I suspect that the idea of drafting work doesn’t really mean the same thing that it did a few decades ago. In contrast to a historical emphasis on production of sequential physically separate drafts of work in progress, the editable nature of digital files means that a sequential approach to drafting sometimes gives way to a kind of constant tinkering that lacks the clear milestones built into traditional drafting (draft 1, draft 2, etc.). Digital authorship can benefit from the traditional approach simply by committing to the periodic saving of fresh copies. On the surface, this seems like a trivial point, but taking active steps to draft rather than tinker goes a long way in providing implicit permission to make meaningful changes between drafts. People tend to fret about deleting work (the what-if-I-need-that-thing-I-wrote effect), and this approach seems to do a good job of allaying those fears.
Concretely, these are the steps that I tend to follow in getting from the start of a piece of work through to the finished version:
- Start with draft 0 (call the file something like my_essay_ver0; thanks to Jodie for putting me onto this idea)
- Each time a major change appears on the horizon, a new copy of the work is saved (borrowing from the software development playbook, I add decimal points to the file name, v0.1, v0.2, etc.)
- When a version that holds together from start to finish emerges, this is labelled draft 1—the usual litmus test for ‘holds together’ is that there are no comments or questions embedded in the document, and that it can be read from start to finish
- Show draft 1 to someone for feedback
- From that point onwards, successive drafts are labelled using whole numbers
- After 1–3 iterations of the preceding two points, submit the work for final publication (note that what ‘submit’ means depends on the context—it is the step that gets the thing into the world)

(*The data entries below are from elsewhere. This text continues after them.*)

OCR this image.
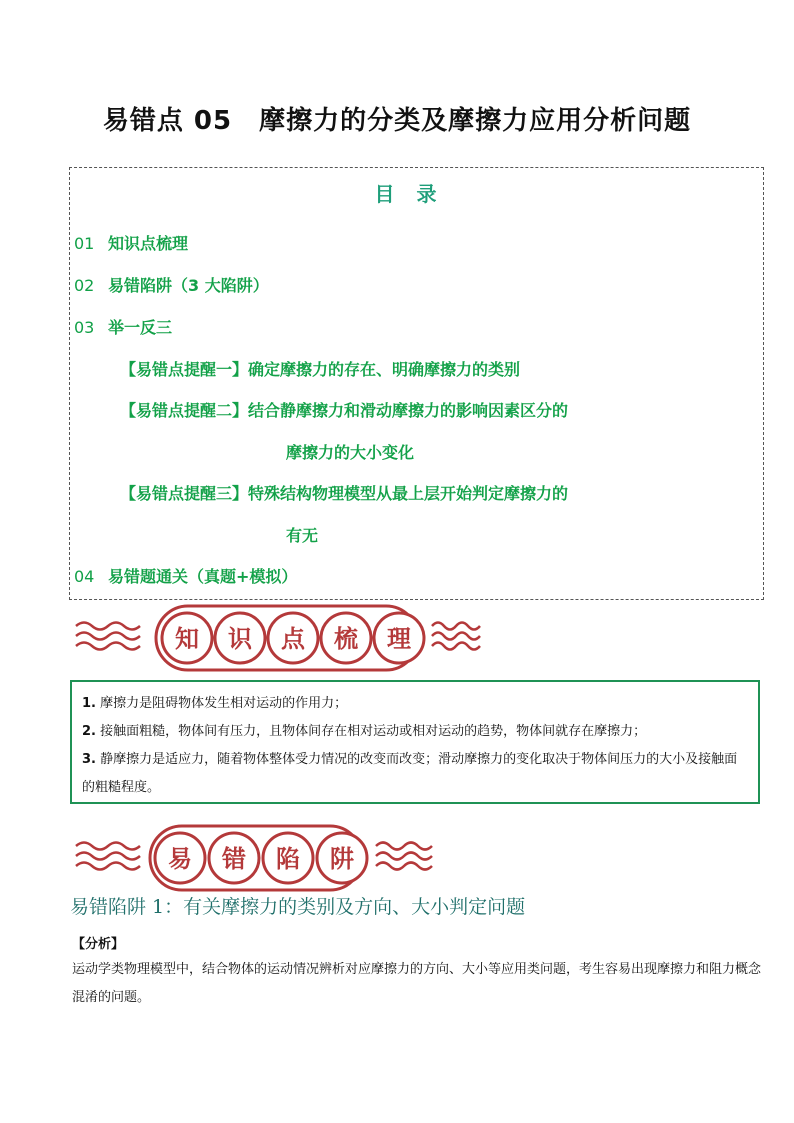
易错点 05　摩擦力的分类及摩擦力应用分析问题
目录
01 知识点梳理
02 易错陷阱（3 大陷阱）
03 举一反三
【易错点提醒一】确定摩擦力的存在、明确摩擦力的类别
【易错点提醒二】结合静摩擦力和滑动摩擦力的影响因素区分的
摩擦力的大小变化
【易错点提醒三】特殊结构物理模型从最上层开始判定摩擦力的
有无
04 易错题通关（真题+模拟）
知 识 点 梳 理

1. 摩擦力是阻碍物体发生相对运动的作用力；

2. 接触面粗糙，物体间有压力，且物体间存在相对运动或相对运动的趋势，物体间就存在摩擦力；

3. 静摩擦力是适应力，随着物体整体受力情况的改变而改变；滑动摩擦力的变化取决于物体间压力的大小及接触面的粗糙程度。

易 错 陷 阱
易错陷阱 1：有关摩擦力的类别及方向、大小判定问题
【分析】
运动学类物理模型中，结合物体的运动情况辨析对应摩擦力的方向、大小等应用类问题，考生容易出现摩擦力和阻力概念混淆的问题。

The specific terminology matters less than the underlying premise of the system, which is this: drafting processes have beginnings, middles, and ends, and what matters to the completion of those stages isn’t necessarily the same. At the beginning (for me, between draft 0 and draft 1), the aim of the game is to generate a full draft, mostly regardless of quality. In the middle, between drafts 1 and the final version, the aim is to refine the quality of the work. The main difference between these two phases is the degree of importance accorded analysis and revision of the work—this is much more important in the middle phase than at the beginning.
Anecdotally, I feel there is some agreement in the creative community that composing and editing at the same time (what I’ve called tinkering) is a difficult way to go about composition when the aim is to eventually publish. In digital environments, it is easy to fall into unproductive tinkering, because the tools available seriously reduce the practical distance between creating and editing separate drafts. Accordingly, the backspace key is, in my view, the special enemy of the early creative phase, and should be treated with suspicion. Composing work that will eventually land in front of a potentially critical reader can be confronting, and the backspace key can easily assume the role of a Faustian devil, constantly reminding us that there might be a slightly better way of saying ‘that thing’, though unable to explain quite what said solution might be. Concerns about quality make sense in the bigger picture, but are frequently unhelpful during the initial part of the compositional process. Having a personal theory of drafting is a helpful way to deal with the temptation to tinker, since it can provide separate places for for both unfettered making and for the analytical aspect of revision.